All of Apple’s apps such as Calendar, Email, App Store and Reminders, can already go into 'Dark mode', but you'll have to wait for developers to update their own apps for you to be able to use it on non-Apple apps.

The difference between dark mode being off and being on in the Email app

Apple is promising new privacy for users with its 'Sign in With Apple' feature, which will mean you’ll have an alternative to signing in to various sites via Google or Facebook. While that can be convenient, the other side of the coin is that you’re giving Google and Facebook a lot of detailed information about your online activity, which they can then use to sell ads to you. The idea of "Sign in With Apple" is that Apple won’t track you but will instead create a unique email address for the sites or apps you want to use; the service will get that email address, and any interactions will be forwarded to your actual email address – which the service or app will never have access to.

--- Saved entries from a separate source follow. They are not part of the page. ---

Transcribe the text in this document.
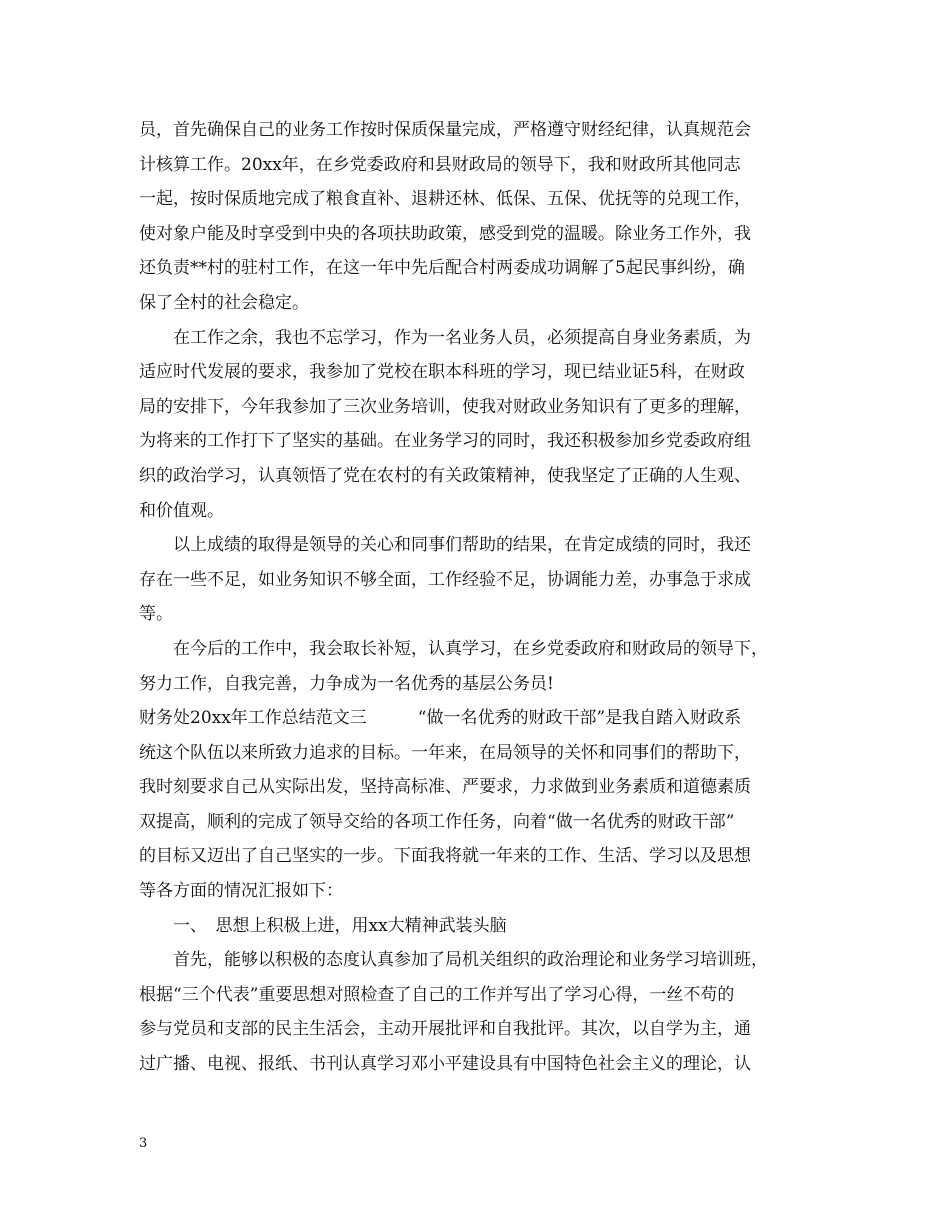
员，首先确保自己的业务工作按时保质保量完成，严格遵守财经纪律，认真规范会
计核算工作。20xx年，在乡党委政府和县财政局的领导下，我和财政所其他同志
一起，按时保质地完成了粮食直补、退耕还林、低保、五保、优抚等的兑现工作，
使对象户能及时享受到中央的各项扶助政策，感受到党的温暖。除业务工作外，我
还负责**村的驻村工作，在这一年中先后配合村两委成功调解了5起民事纠纷，确
保了全村的社会稳定。
在工作之余，我也不忘学习，作为一名业务人员，必须提高自身业务素质，为
适应时代发展的要求，我参加了党校在职本科班的学习，现已结业证5科，在财政
局的安排下，今年我参加了三次业务培训，使我对财政业务知识有了更多的理解，
为将来的工作打下了坚实的基础。在业务学习的同时，我还积极参加乡党委政府组
织的政治学习，认真领悟了党在农村的有关政策精神，使我坚定了正确的人生观、
和价值观。
以上成绩的取得是领导的关心和同事们帮助的结果，在肯定成绩的同时，我还
存在一些不足，如业务知识不够全面，工作经验不足，协调能力差，办事急于求成
等。
在今后的工作中，我会取长补短，认真学习，在乡党委政府和财政局的领导下，
努力工作，自我完善，力争成为一名优秀的基层公务员!
财务处20xx年工作总结范文三　　　“做一名优秀的财政干部”是我自踏入财政系
统这个队伍以来所致力追求的目标。一年来，在局领导的关怀和同事们的帮助下，
我时刻要求自己从实际出发，坚持高标准、严要求，力求做到业务素质和道德素质
双提高，顺利的完成了领导交给的各项工作任务，向着“做一名优秀的财政干部”
的目标又迈出了自己坚实的一步。下面我将就一年来的工作、生活、学习以及思想
等各方面的情况汇报如下：
一、　思想上积极上进，用xx大精神武装头脑
首先，能够以积极的态度认真参加了局机关组织的政治理论和业务学习培训班，
根据“三个代表”重要思想对照检查了自己的工作并写出了学习心得，一丝不苟的
参与党员和支部的民主生活会，主动开展批评和自我批评。其次，以自学为主，通
过广播、电视、报纸、书刊认真学习邓小平建设具有中国特色社会主义的理论，认
3
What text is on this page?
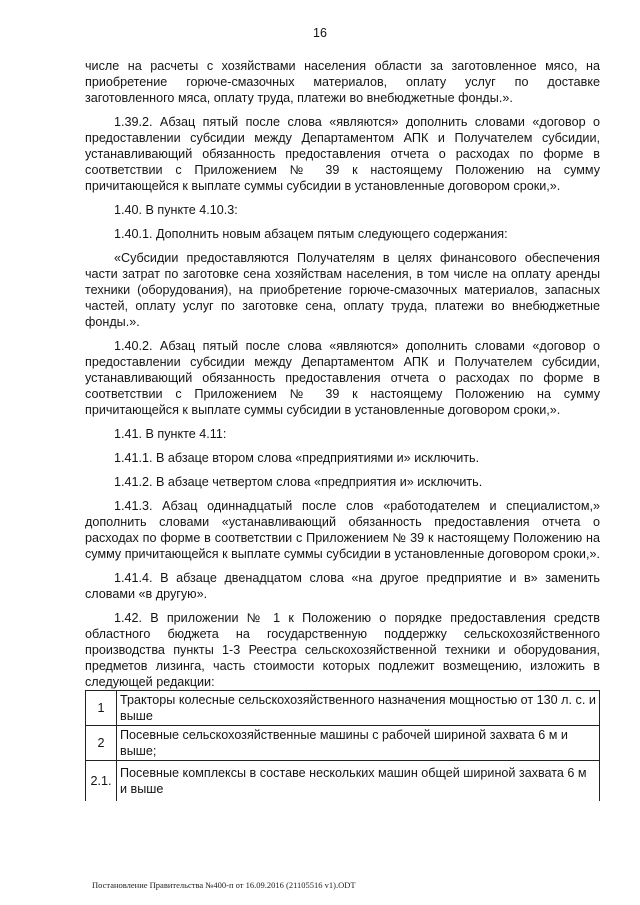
16

числе на расчеты с хозяйствами населения области за заготовленное мясо, на приобретение горюче-смазочных материалов, оплату услуг по доставке заготовленного мяса, оплату труда, платежи во внебюджетные фонды.».

1.39.2. Абзац пятый после слова «являются» дополнить словами «договор о предоставлении субсидии между Департаментом АПК и Получателем субсидии, устанавливающий обязанность предоставления отчета о расходах по форме в соответствии с Приложением № 39 к настоящему Положению на сумму причитающейся к выплате суммы субсидии в установленные договором сроки,».

1.40. В пункте 4.10.3:

1.40.1. Дополнить новым абзацем пятым следующего содержания:

«Субсидии предоставляются Получателям в целях финансового обеспечения части затрат по заготовке сена хозяйствам населения, в том числе на оплату аренды техники (оборудования), на приобретение горюче-смазочных материалов, запасных частей, оплату услуг по заготовке сена, оплату труда, платежи во внебюджетные фонды.».

1.40.2. Абзац пятый после слова «являются» дополнить словами «договор о предоставлении субсидии между Департаментом АПК и Получателем субсидии, устанавливающий обязанность предоставления отчета о расходах по форме в соответствии с Приложением № 39 к настоящему Положению на сумму причитающейся к выплате суммы субсидии в установленные договором сроки,».

1.41. В пункте 4.11:

1.41.1. В абзаце втором слова «предприятиями и» исключить.

1.41.2. В абзаце четвертом слова «предприятия и» исключить.

1.41.3. Абзац одиннадцатый после слов «работодателем и специалистом,» дополнить словами «устанавливающий обязанность предоставления отчета о расходах по форме в соответствии с Приложением № 39 к настоящему Положению на сумму причитающейся к выплате суммы субсидии в установленные договором сроки,».

1.41.4. В абзаце двенадцатом слова «на другое предприятие и в» заменить словами «в другую».

1.42. В приложении № 1 к Положению о порядке предоставления средств областного бюджета на государственную поддержку сельскохозяйственного производства пункты 1-3 Реестра сельскохозяйственной техники и оборудования, предметов лизинга, часть стоимости которых подлежит возмещению, изложить в следующей редакции:

1	Тракторы колесные сельскохозяйственного назначения мощностью от 130 л. с. и выше
2	Посевные сельскохозяйственные машины с рабочей шириной захвата 6 м и выше;
2.1.	Посевные комплексы в составе нескольких машин общей шириной захвата 6 м и выше
Постановление Правительства №400-п от 16.09.2016 (21105516 v1).ODT
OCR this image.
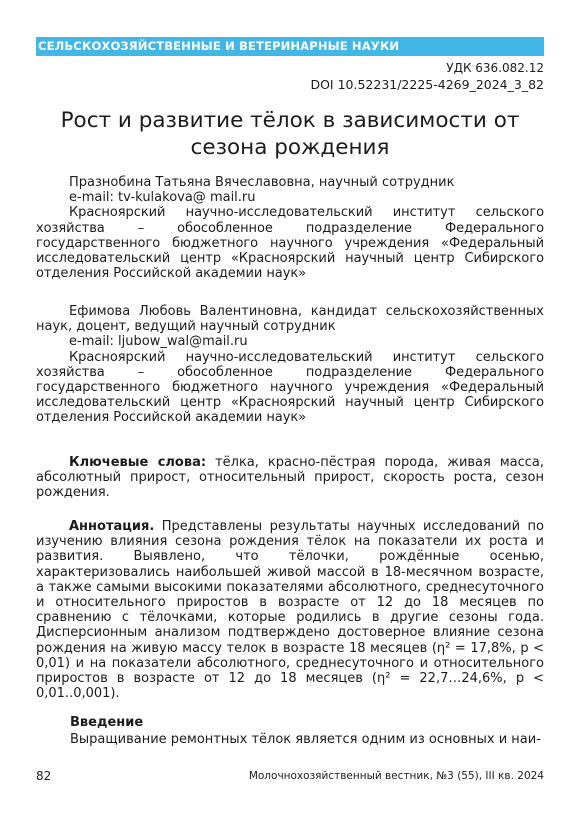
СЕЛЬСКОХОЗЯЙСТВЕННЫЕ И ВЕТЕРИНАРНЫЕ НАУКИ
УДК 636.082.12
DOI 10.52231/2225-4269_2024_3_82
Рост и развитие тёлок в зависимости от
сезона рождения

Празнобина Татьяна Вячеславовна, научный сотрудник

e-mail: tv-kulakova@ mail.ru

Красноярский научно-исследовательский институт сельского хозяйства – обособленное подразделение Федерального государственного бюджетного научного учреждения «Федеральный исследовательский центр «Красноярский научный центр Сибирского отделения Российской академии наук»

Ефимова Любовь Валентиновна, кандидат сельскохозяйственных наук, доцент, ведущий научный сотрудник

e-mail: ljubow_wal@mail.ru

Красноярский научно-исследовательский институт сельского хозяйства – обособленное подразделение Федерального государственного бюджетного научного учреждения «Федеральный исследовательский центр «Красноярский научный центр Сибирского отделения Российской академии наук»

Ключевые слова: тёлка, красно-пёстрая порода, живая масса, абсолютный прирост, относительный прирост, скорость роста, сезон рождения.

Аннотация. Представлены результаты научных исследований по изучению влияния сезона рождения тёлок на показатели их роста и развития. Выявлено, что тёлочки, рождённые осенью, характеризовались наибольшей живой массой в 18-месячном возрасте, а также самыми высокими показателями абсолютного, среднесуточного и относительного приростов в возрасте от 12 до 18 месяцев по сравнению с тёлочками, которые родились в другие сезоны года. Дисперсионным анализом подтверждено достоверное влияние сезона рождения на живую массу телок в возрасте 18 месяцев (η² = 17,8%, p < 0,01) и на показатели абсолютного, среднесуточного и относительного приростов в возрасте от 12 до 18 месяцев (η² = 22,7…24,6%, p < 0,01..0,001).

Введение
Выращивание ремонтных тёлок является одним из основных и наи-
82	Молочнохозяйственный вестник, №3 (55), III кв. 2024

And at long last, the obtrusively large volume display, showing whether you’re making audio louder or quieter but obscuring a stupidly large proportion of the video you’re watching, has been replaced with a much more discrete narrow bar.

 

iOS 12 volume display

iOS 13 volume display

 

Apple has also made the decision about what to include in this review of iOS 13 slightly more complicated by making the next version of it already available as well. Confused? Let me try to explain. Once the general release of the new version of iOS has happened, there’s usually a gap of a week or two before the first .1 beta appears, correcting any bugs that have since come to light. For example, iOS 12 came out on September 12 2018 and the beta for 12.1 was released on September 18. This time around, the beta of iOS 13.1 is already available to download and test – containing a number of interesting features which aren’t available in iOS 13.0 itself but which were showcased by Apple’s top executives in June 2019 when it was first unveiled. It seems that these features aren’t quite ready and so rather than include them with the general release, they’re being held back until .1, giving Apple coders and other developers more time to beta test them fully.  

Where necessary, then, this review will also flag up some new elements even if they won’t be available in 13.0 but should be in 13.1 which may already be out by the time you read this.